On Tuesday, Tampa Electric customers set an all-time record for summer electricity use.
The next day, as temperatures in Tampa Bay reached 97 degrees, they set another one.
Customers used 4,640 megawatts of electricity at 5 p.m. on Tuesday, the company reported. Twenty-four hours later, they were using 4,754 megawatts, nearly surpassing the overall company record for electricity use at any given time.
The average Florida household consumes about 58 megawatt-hours of electricity in a year, according to the Energy Information Administration.
Tampa Electric serves 830,000 customers in Hillsborough County and parts of Pasco, Pinellas and Polk counties in a 2,000-square-mile service area. Duke Energy, one of the largest energy utility companies in the Southeast, is the other main provider for Tampa Bay residents. The company covers 1.9 million customers across Florida. Power usage among Duke customers neared an all-time peak this week, at around 9,400 megawatts each day.
Tampa Electric has over 5,000 megawatts of generating capacity between three plants. Duke, meanwhile, has a generating capacity of 10,500 megawatts in Florida. The federal government considers the state to be at low risk for blackouts this summer.
A spokesperson for Duke, Audrey Stasko, said the company’s grid in Florida can take the strain. Tampa Electric spokesperson Cherie Jacobs also projected confidence. But “one thing for certain,” Stasko said, is the likelihood of ever-higher utility bills for customers.
Florida households paid about 15 cents per kilowatt-hour for electricity in May — more than most Southeast states, but less than Virginia. Duke Energy customers in Florida paid an average utility bill of $172 in July. In comparison, EIA data shows Florida consumers in 2021 paid an average of $130 each month.
In Florida, electricity use peaks in both the summer and winter, according to a report by the Southern Alliance for Clean Energy. Tampa Electric’s all-time record for power use, 4,760 megawatts, happened in January 2010.
Tampa Electric said in a news release that the company will not disconnect any customers for unpaid bills until at least Aug. 20. And the company is donating $1 million to Project Share, a local program run by the Salvation Army that helps customers pay utility bills. Duke has a similar program called Share the Light that offers customers one-time assistance with past-due bills.

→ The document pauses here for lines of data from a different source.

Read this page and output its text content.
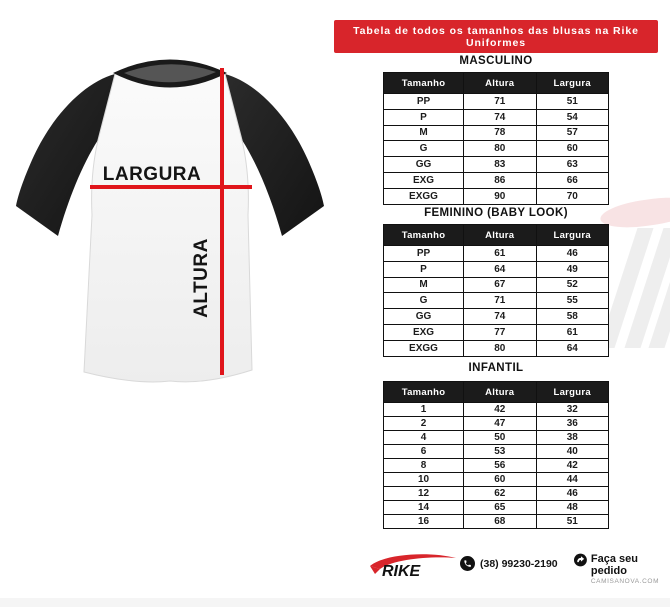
LARGURA
ALTURA
Tabela de todos os tamanhos das blusas na Rike Uniformes
MASCULINO
Tamanho	Altura	Largura
PP	71	51
P	74	54
M	78	57
G	80	60
GG	83	63
EXG	86	66
EXGG	90	70
FEMININO (BABY LOOK)
Tamanho	Altura	Largura
PP	61	46
P	64	49
M	67	52
G	71	55
GG	74	58
EXG	77	61
EXGG	80	64
INFANTIL
Tamanho	Altura	Largura
1	42	32
2	47	36
4	50	38
6	53	40
8	56	42
10	60	44
12	62	46
14	65	48
16	68	51
RIKE	(38) 99230-2190	Faça seu pedido
CAMISANOVA.COM
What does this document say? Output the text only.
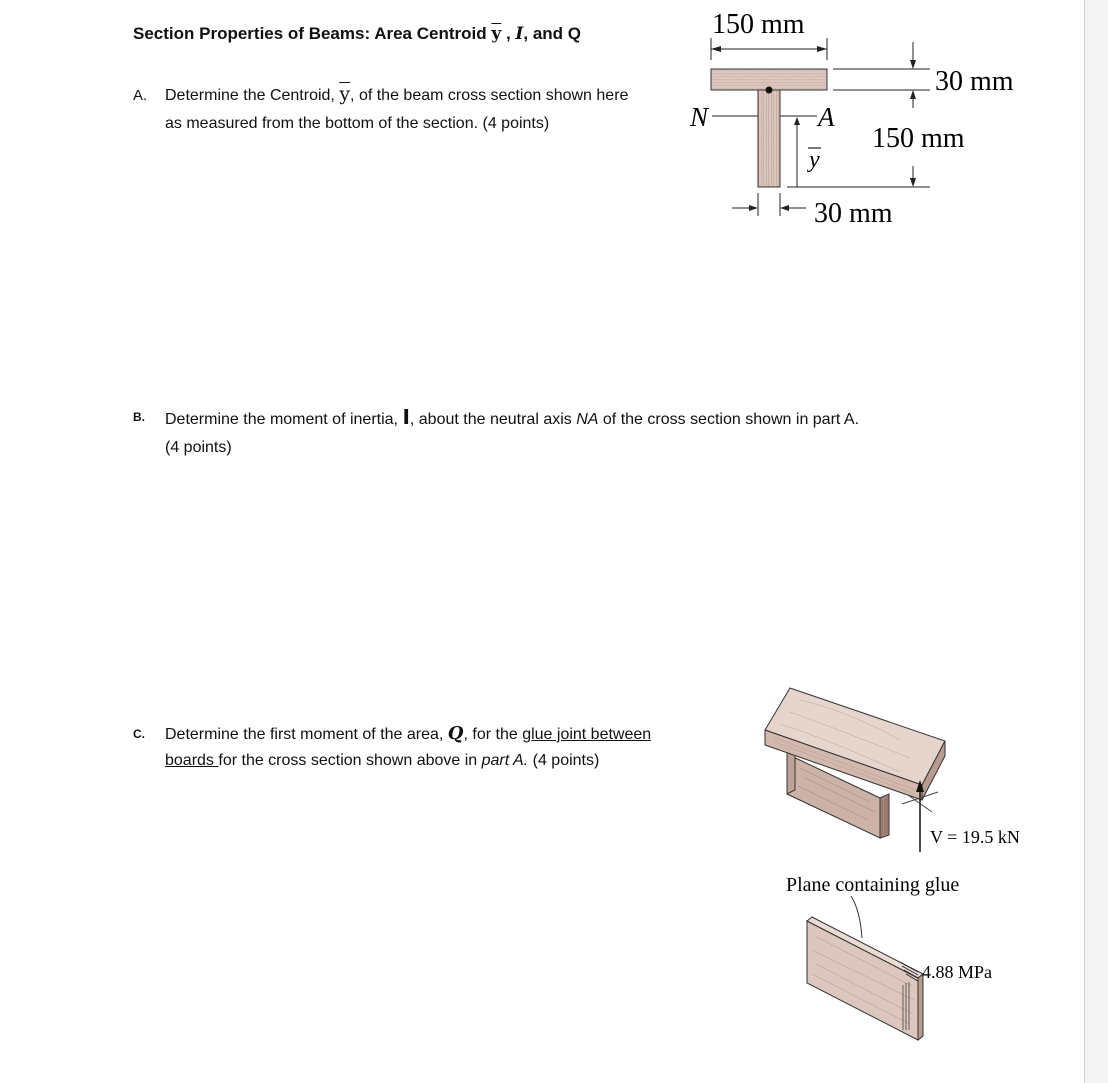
Section Properties of Beams: Area Centroid $\overline{y}$ , I, and Q
A. Determine the Centroid, $\overline{y}$, of the beam cross section shown here
as measured from the bottom of the section. (4 points)
B. Determine the moment of inertia, I, about the neutral axis NA of the cross section shown in part A.
(4 points)
C. Determine the first moment of the area, Q, for the glue joint between
boards for the cross section shown above in part A. (4 points)
150 mm
30 mm
150 mm
N	A
y
30 mm
V = 19.5 kN
Plane containing glue
4.88 MPa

Both Tampa Electric and Duke offered tips to help customers reduce energy usage. They recommended keeping air conditioning units at the highest possible setting — Tampa Electric recommends 78 degrees — and turning off or unplugging unnecessary appliances, like ceiling fans in unoccupied rooms. Cleaning or replacing air conditioning filters each month also promotes energy efficiency, according to Tampa Electric.